Talking down expectations as 7% nears.

Ian Copelin, Investment Director, my wealth, comments “Data released today (22 January 2014) shows that UK unemployment has declined to 7.1%.  This fall was more than economists were forecasting and puts it within spitting distance of the 7% threshold at which the Governor of the Bank of England, Mark Carney, said the Monetary Policy Committee (MPC) would consider raising interest rates.  At the time Mark Carney introduced the UK to forward guidance in August last year, the BoE (and the market) wasn’t expecting 7% to be reached until 2016 (i.e. the BoE effectively stated that it did not anticipate raising rates until 2016).

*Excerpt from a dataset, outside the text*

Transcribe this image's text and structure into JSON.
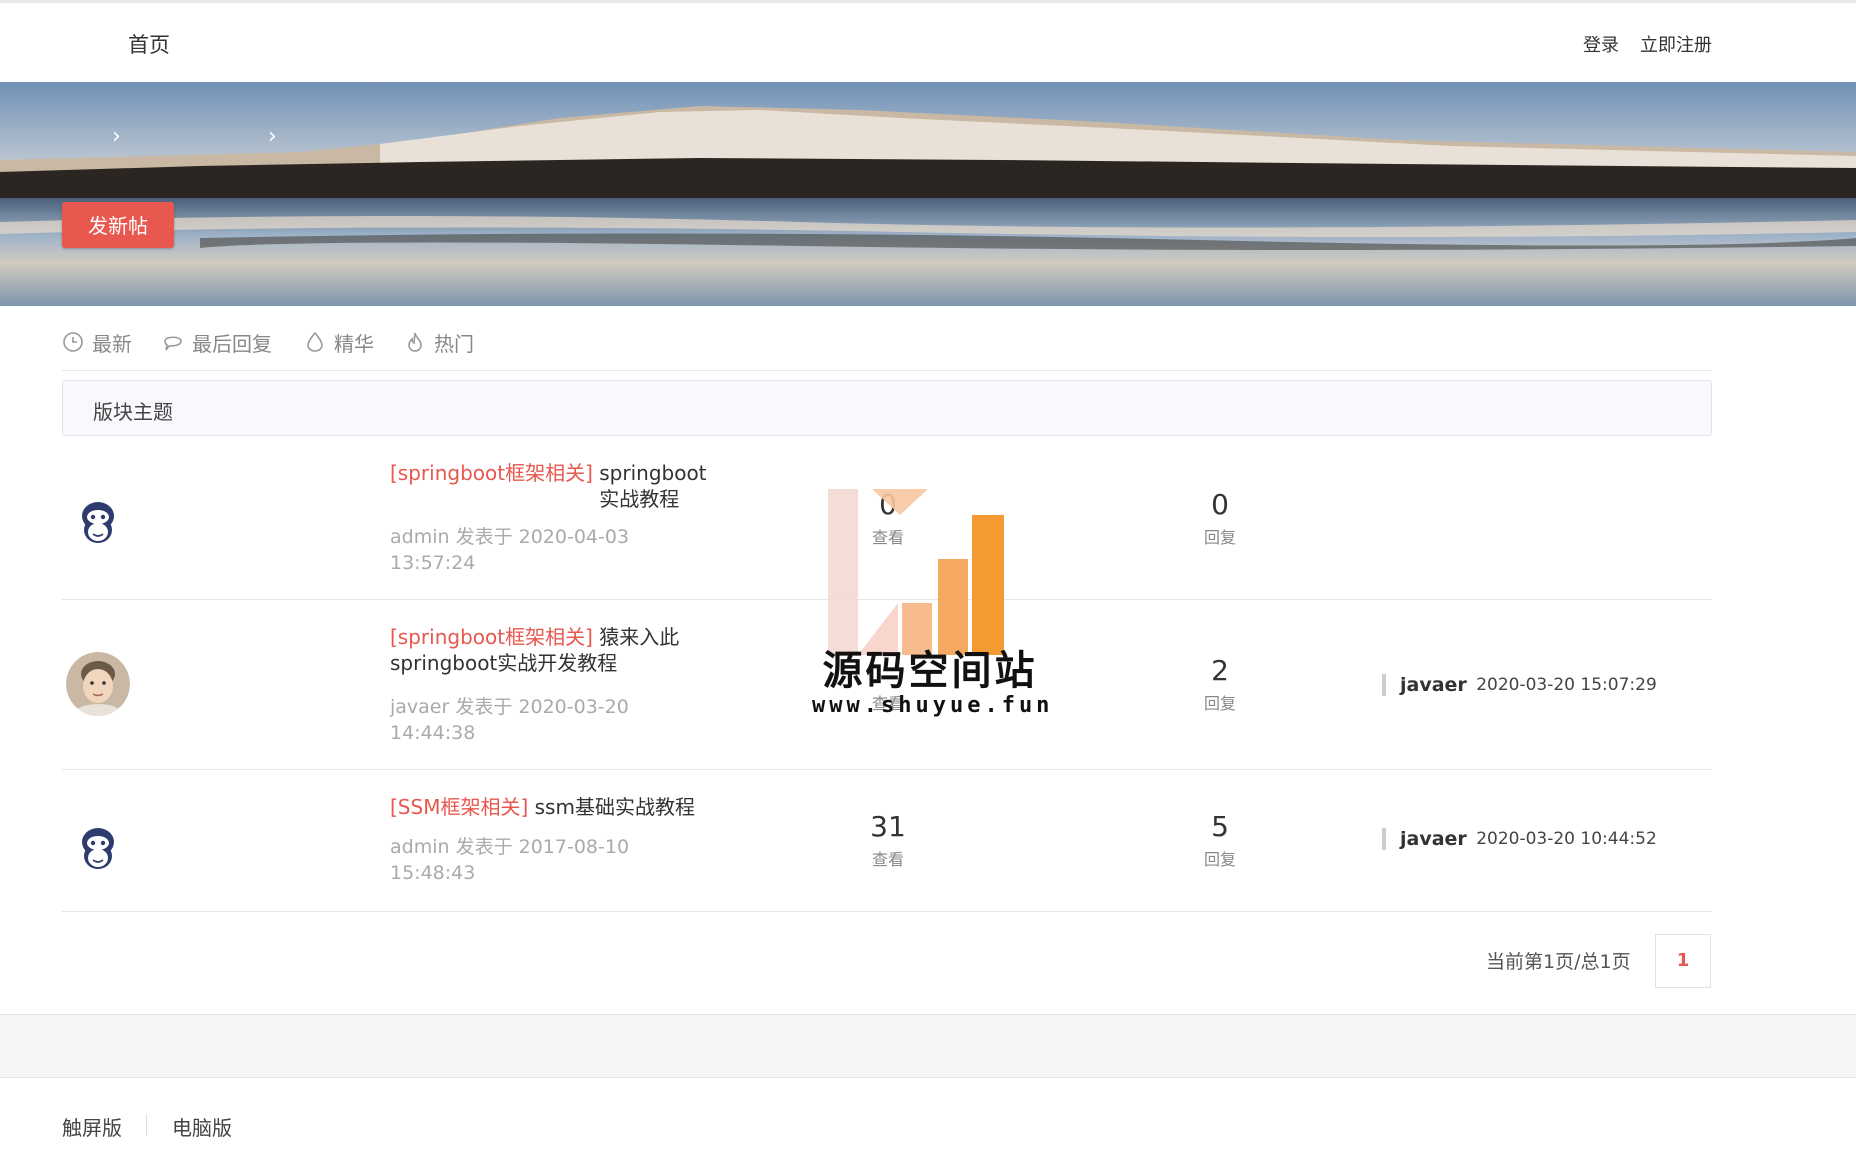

Separately today, the minutes of the last Bank of England MPC meeting on 8/9 January have been released.  Whilst the BoE acknowledges that the UK economic recovery is strengthening and that the unemployment rate will reach 7% “materially earlier” than previously forecast, the MPC also states that it sees “no immediate need to raise bank rate even if the 7% unemployment threshold were to be reached in the near future”.  This shouldn’t be a surprise as Mark Carney has always stressed that 7% is not necessarily the trigger for raising interest rates, but a staging post to assess the economy (i.e. only the commitment to keep rates at current levels falls away once unemployment falls below 7%).

Given the slack (or ‘output gap’ – please see our market update ‘Goldilocks and the Three Knockouts’) in the economy, coupled with the fact that inflation remains subdued and real incomes continue to be squeezed by stagnating wages, I see no reasons at present for the BoE to increase interest rates in either this year or next.”